13 Easy-to-Mix Drinks That Should Be Your New Signature Cocktail
A “signature cocktail” sounds like the stuff of a fussy wedding reception, not a simple Sunday dinner party. But as a host at home, having a signature drink just means that you have a delicious and easy-to-mix recipe at the ready to whip up a tasty, boozy sip for anyone who needs it.
So what will your signature drink be? It should be something that, first of all, you like to drink. But it should also be easy for you to keep the ingredients on hand, and to mix and measure on a whim—without a jigger or even a standard-sized glass. Apart from those requirements, anything goes! It can be a classic, a brand new recipe, or something right in between. And if you ask the experts, like we did, you’ll see their signature drinks cover all the bases.
And psst… Want to learn more about our experts? Check out their “table cred” right here: Meet the Entertaining Experts
“A mojito. They’re easy to customize with additional fruit… like a watermelon or strawberry mojito.”
— Joy Cho, Oh Joy!
“My signature cocktail would have to be my Tupelo Honey. The recipe is extremely easy to whip up, and even if you’re not a whiskey drinker, I guarantee you’ll quickly be converted.”
— Mandy Kellogg Rye, Waiting on Martha
“An Extra dirty Martini.”
— Lauren Conrad, The Little Market
“A shrub! Essentially it’s a sipping vinegar that is made with vinegar infused with fruit, herbs, and/or spices. I love Sweet Caroline’s Shrubs. They offer fancy flavors like Mango Cardamom, Grapefruit Tarragon, and Apple Habanero! Simply mix with your spirit of choice and club soda and you have a craft cocktail at home.”
— Roxy Te, Society Social
“I always offer guests bourbon (neat or on the rocks). I keep a bottle of Blanton’s on our bar cart, ready to share. It doesn’t get much simpler than that.”

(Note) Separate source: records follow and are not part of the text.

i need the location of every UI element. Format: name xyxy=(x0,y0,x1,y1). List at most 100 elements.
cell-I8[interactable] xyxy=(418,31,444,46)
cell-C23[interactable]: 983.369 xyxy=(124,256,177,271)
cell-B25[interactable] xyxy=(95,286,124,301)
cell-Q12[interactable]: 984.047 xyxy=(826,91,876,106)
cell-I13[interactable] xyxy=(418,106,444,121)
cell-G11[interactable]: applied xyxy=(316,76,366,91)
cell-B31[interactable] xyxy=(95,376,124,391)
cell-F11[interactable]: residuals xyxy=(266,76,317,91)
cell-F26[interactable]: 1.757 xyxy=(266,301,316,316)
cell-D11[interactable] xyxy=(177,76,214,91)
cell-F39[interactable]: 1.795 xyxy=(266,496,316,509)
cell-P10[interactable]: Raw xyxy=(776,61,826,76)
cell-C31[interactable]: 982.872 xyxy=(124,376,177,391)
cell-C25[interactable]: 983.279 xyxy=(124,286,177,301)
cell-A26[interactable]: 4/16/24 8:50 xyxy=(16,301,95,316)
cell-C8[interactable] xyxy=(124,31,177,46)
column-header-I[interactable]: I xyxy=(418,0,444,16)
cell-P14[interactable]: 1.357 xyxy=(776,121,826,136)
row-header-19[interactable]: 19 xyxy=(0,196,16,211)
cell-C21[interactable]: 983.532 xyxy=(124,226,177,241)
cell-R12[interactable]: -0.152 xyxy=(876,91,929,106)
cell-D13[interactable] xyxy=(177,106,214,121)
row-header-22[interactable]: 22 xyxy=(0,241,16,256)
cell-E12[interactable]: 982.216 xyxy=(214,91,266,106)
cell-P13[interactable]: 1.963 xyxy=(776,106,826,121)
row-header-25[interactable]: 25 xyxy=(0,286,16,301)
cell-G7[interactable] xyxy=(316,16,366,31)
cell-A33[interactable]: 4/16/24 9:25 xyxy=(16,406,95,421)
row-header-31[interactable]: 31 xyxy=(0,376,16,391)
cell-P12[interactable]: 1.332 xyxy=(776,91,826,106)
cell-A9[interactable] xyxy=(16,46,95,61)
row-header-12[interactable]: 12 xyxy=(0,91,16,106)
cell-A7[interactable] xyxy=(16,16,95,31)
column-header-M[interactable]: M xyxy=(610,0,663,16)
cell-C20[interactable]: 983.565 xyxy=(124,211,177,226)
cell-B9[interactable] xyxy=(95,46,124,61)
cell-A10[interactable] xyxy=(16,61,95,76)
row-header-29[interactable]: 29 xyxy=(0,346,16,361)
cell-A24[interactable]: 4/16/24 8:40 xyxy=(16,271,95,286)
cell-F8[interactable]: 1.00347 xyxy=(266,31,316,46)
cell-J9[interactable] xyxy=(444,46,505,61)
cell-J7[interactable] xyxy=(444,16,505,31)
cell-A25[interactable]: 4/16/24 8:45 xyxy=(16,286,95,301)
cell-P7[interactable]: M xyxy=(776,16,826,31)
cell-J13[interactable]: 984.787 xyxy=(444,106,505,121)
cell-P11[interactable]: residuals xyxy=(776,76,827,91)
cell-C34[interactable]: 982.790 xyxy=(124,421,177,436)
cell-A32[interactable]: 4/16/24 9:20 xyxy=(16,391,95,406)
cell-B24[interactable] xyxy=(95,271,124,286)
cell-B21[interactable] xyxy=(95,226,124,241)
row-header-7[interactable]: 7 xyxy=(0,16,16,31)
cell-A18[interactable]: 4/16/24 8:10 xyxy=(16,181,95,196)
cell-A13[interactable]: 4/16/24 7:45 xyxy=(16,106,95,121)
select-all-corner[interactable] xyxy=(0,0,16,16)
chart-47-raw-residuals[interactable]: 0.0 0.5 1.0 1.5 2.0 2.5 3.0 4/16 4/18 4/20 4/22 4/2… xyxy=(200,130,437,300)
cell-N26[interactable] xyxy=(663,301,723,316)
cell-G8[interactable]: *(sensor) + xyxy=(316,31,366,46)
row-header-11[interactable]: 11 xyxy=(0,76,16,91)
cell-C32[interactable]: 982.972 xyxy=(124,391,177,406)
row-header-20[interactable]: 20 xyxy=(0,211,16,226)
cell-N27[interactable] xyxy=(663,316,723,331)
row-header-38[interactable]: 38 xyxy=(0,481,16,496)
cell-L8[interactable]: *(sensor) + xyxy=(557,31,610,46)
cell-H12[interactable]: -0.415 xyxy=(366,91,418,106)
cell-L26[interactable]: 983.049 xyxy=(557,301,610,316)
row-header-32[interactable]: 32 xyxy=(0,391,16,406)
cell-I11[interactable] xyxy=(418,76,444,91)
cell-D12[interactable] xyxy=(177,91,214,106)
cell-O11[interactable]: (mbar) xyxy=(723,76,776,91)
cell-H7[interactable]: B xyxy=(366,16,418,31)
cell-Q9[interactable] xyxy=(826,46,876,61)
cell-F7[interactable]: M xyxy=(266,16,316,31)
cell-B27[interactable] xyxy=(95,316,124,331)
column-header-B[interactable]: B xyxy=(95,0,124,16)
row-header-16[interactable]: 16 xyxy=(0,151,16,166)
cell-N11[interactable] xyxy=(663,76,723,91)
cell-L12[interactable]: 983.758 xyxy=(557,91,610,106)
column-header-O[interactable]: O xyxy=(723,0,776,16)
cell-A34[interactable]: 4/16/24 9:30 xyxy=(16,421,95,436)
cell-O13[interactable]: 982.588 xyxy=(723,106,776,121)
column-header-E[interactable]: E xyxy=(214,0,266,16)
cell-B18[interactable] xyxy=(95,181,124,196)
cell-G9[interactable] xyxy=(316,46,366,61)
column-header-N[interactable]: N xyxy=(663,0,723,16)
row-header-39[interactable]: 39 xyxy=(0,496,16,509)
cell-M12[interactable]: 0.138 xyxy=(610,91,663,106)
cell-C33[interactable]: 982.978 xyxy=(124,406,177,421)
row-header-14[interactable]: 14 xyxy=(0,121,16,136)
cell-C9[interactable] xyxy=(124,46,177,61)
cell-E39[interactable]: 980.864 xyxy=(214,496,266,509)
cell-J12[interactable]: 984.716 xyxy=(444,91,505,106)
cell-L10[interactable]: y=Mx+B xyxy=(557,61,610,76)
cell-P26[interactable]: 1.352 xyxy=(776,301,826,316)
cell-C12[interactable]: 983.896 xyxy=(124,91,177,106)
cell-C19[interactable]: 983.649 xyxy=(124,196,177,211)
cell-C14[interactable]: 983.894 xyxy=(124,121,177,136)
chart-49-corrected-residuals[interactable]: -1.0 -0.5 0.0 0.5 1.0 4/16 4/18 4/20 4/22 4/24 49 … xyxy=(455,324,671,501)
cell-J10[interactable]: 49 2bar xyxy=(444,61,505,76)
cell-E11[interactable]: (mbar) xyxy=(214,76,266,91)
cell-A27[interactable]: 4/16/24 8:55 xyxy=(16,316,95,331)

— Kate Arends, Wit & Delight
“When it comes to mixing cocktails for a party, I’ve learned that the easiest recipes often turn out to be the ones that guests can’t stop raving about. I recently hosted an event with Cointreau, and we made Cointreau Rickeys. It calls for just a few great ingredients—club soda, lime juice and Cointreau—that I always keep on hand at home.”
— Camille Styles, CamilleStyles.com
“Gin tonic with very thin slices of cucumber, a sprig of rosemary and several fresh mint leaves.”
— Holly Becker, Decor8
“The dark and stormy is one of my favorite low-effort, high-reward cocktails. Especially when it’s with a strong ginger beer like Fever Tree. Somehow it works well in both summer and winter. My runner-up is a hot toddy with Bulleit—when you see guests holding steaming glass cafe mugs with cinnamon sticks and bourbon, you know it’s a holiday party.”
— Chantal Aida Gordon, The Horticult
“Definitely an old fashioned! Plus it’s a great gender neutral option to have memorized for mixed company.”
— Ashley Rose, Sugar & Cloth
“I like to have a mulled apple cider. It’s pretty easy to make and all you need is a jug of fresh squeezed apple juice and a pantry of spices. In my pantry, I keep ground cinnamon, allspice, ginger cloves and cinnamon sticks—all organic and usually from the brand Simply Organic which I like because they don’t do any irradiation on spices and they are certified organic. I also think the quality is better. For people who don’t drink alcohol, it’s a great option. And for those want it spiked, a shot of whiskey is always nice.”
— Danny Seo, Naturally, Danny Seo
“I like sweet drinks so I mix a juice like blood orange soda and vodka to make a light and pretty drink.”
— Jordan Ferney, Oh Happy Day!
“A mimosa with a twist (since champagne is always a good idea). To mix it, I incorporate local apple or muscadine ciders with fresh and frozen fruit. It always look great in a cup and perfect for a hostess in a rush.”
— Michiel Perry, Black Southern Belle
“Definitely a margarita! Tequila always gets people in a festive mood. All you need is good tequila (or in the cooler months, I’ll use a smoky mezcal), fresh citrus, and some kind of liqueur for added flavor and sweetness (I’ll go with orange to keep it classic, or mix it up with ginger or elderflower). I also like to make honey syrup for margaritas, which is like simple syrup but using honey instead of sugar. It’s so simple but it leaves an impression with guests. That’s what I love about entertaining—making people feel good, while turning the act of eating together into an experience.”